La Russie veut accéder aux données de Tinder

Claudine Rigal
Juin 7, 2019

Tinder devra coopérer avec les autorités russes sous peine d'être complètement bloqué dans le pays.

L'application de rencontre sera donc obligée de partager ses clés de chiffrement avec les autorités et de conserver les informations de ses utilisateurs pendant six mois, tout comme les 175 autres services qui figurent sur la liste des autorités russes et qui sont obligés de transmettre leurs données. Lundi 3 juin, ce service fédéral a annoncé que l'application de rencontres en ligne Tinder allait devoir partager, sur demande, les données de ses utilisateurs avec les services de renseignement russes, dont le FSB, célèbre service de contre-espionnage (ex-KGB), nous apprend l'AFP. Dans un communiqué de presse, adressé notamment à Business Insider US, Tinder a confirmé qu'elle avait "reçu une demande pour s'enregistrer auprès des autorités russes, et qu'elle s'est enregistrée pour s'y conformer".

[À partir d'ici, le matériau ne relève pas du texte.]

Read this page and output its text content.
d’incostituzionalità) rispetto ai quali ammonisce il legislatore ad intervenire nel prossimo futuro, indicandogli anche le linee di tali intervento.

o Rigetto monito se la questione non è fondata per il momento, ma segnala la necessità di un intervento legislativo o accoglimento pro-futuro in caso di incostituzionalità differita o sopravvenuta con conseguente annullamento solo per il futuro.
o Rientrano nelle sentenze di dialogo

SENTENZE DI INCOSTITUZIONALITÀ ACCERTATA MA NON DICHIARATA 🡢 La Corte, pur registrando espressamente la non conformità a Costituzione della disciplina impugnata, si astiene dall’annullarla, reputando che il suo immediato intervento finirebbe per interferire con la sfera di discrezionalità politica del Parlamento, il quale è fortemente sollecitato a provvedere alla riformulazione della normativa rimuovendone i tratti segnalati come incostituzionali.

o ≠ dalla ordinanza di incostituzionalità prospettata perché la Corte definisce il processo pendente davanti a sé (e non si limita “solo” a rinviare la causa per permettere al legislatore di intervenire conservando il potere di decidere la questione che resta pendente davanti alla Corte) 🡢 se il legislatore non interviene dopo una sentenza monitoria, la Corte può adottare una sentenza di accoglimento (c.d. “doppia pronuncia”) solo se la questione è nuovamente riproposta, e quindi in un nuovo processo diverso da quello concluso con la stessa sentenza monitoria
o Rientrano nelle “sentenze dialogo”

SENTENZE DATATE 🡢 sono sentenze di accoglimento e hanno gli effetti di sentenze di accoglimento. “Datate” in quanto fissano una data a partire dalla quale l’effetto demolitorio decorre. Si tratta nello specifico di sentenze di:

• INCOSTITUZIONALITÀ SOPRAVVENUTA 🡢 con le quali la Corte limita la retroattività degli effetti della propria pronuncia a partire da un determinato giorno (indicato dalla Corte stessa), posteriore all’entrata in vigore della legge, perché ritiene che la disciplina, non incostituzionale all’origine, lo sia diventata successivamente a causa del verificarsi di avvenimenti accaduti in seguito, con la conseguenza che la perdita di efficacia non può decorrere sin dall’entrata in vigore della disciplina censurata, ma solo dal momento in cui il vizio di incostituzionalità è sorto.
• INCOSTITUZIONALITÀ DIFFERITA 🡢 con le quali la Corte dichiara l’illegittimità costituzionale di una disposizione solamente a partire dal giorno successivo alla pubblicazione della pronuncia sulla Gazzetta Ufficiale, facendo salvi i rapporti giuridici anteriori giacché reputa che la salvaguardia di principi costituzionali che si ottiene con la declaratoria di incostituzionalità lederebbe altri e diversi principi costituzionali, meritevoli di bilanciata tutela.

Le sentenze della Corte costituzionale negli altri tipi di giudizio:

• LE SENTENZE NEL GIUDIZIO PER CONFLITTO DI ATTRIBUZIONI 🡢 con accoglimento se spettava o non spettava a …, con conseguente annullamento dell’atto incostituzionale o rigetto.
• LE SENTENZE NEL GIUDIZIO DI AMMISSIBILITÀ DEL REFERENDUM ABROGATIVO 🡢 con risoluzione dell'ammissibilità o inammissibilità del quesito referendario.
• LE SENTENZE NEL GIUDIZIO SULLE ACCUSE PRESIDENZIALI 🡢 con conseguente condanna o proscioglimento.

L'année dernière, les autorités russes ont interdit l'application de messagerie Telegram après que celle-ci a refusé de fournir les données de ses utilisateurs. Cependant, cette inscription ne fait en aucun cas partager des données avec les agences de régulation et nous n'avons pas livré de données au gouvernement. Désormais, sur simple demande du FSB, la société IAC (éditeur de Tinder) devra fournir les clefs de chiffrement permettant d'accéder aux données des utilisateurs.

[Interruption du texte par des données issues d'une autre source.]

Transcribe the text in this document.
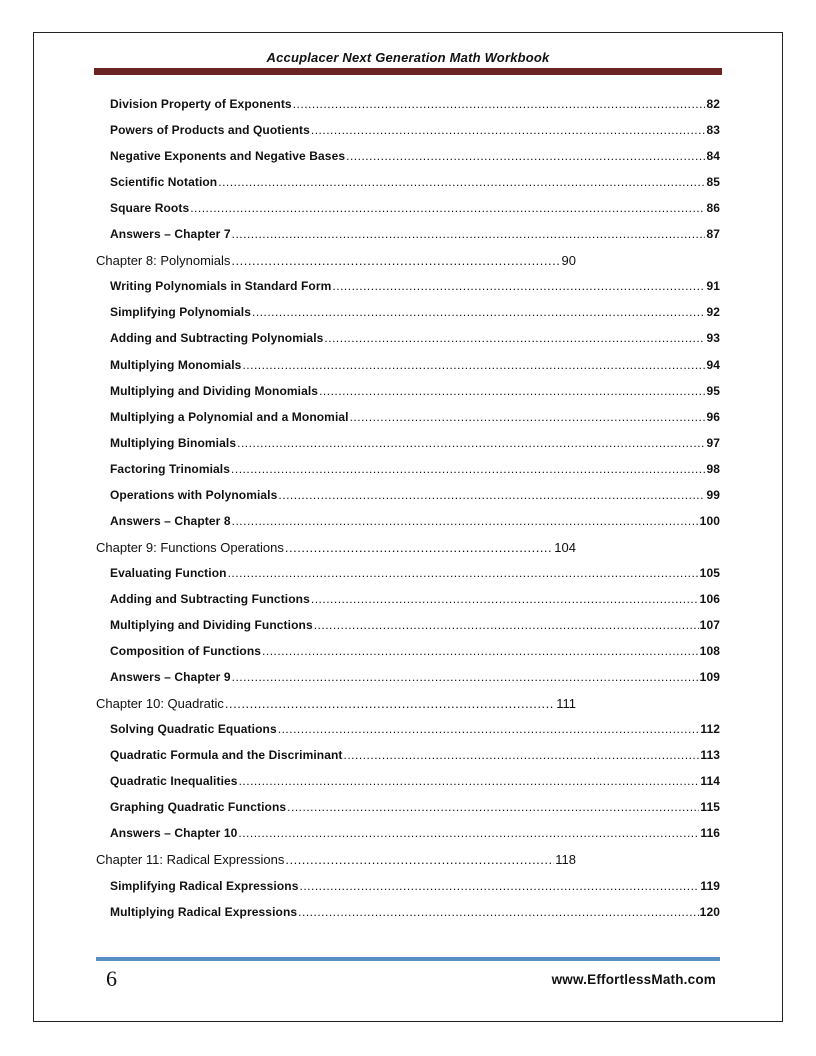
Accuplacer Next Generation Math Workbook
Division Property of Exponents .....	82
Powers of Products and Quotients .....	83
Negative Exponents and Negative Bases .....	84
Scientific Notation .....	85
Square Roots .....	86
Answers – Chapter 7 .....	87
Chapter 8: Polynomials .....	90
Writing Polynomials in Standard Form .....	91
Simplifying Polynomials .....	92
Adding and Subtracting Polynomials .....	93
Multiplying Monomials .....	94
Multiplying and Dividing Monomials .....	95
Multiplying a Polynomial and a Monomial .....	96
Multiplying Binomials .....	97
Factoring Trinomials .....	98
Operations with Polynomials .....	99
Answers – Chapter 8 .....	100
Chapter 9: Functions Operations .....	104
Evaluating Function .....	105
Adding and Subtracting Functions .....	106
Multiplying and Dividing Functions .....	107
Composition of Functions .....	108
Answers – Chapter 9 .....	109
Chapter 10: Quadratic .....	111
Solving Quadratic Equations .....	112
Quadratic Formula and the Discriminant .....	113
Quadratic Inequalities .....	114
Graphing Quadratic Functions .....	115
Answers – Chapter 10 .....	116
Chapter 11: Radical Expressions .....	118
Simplifying Radical Expressions .....	119
Multiplying Radical Expressions .....	120
6	www.EffortlessMath.com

Le bâtiment du KSB à Moscou, en Russie. L'avenir nous dira si Tinder parviendra bel et bien à résister aux velléités de contrôle des autorités russes.

La Russie s'aligne sur la Chine concernant la gestion des données numériques personnelles, qui n'ont plus grand chose de " privé ". Et le pays dirigé par Vladimir Poutine est en train de créer son propre réseau internet isolé qui ne sera accessible qu'au sein des frontières russes.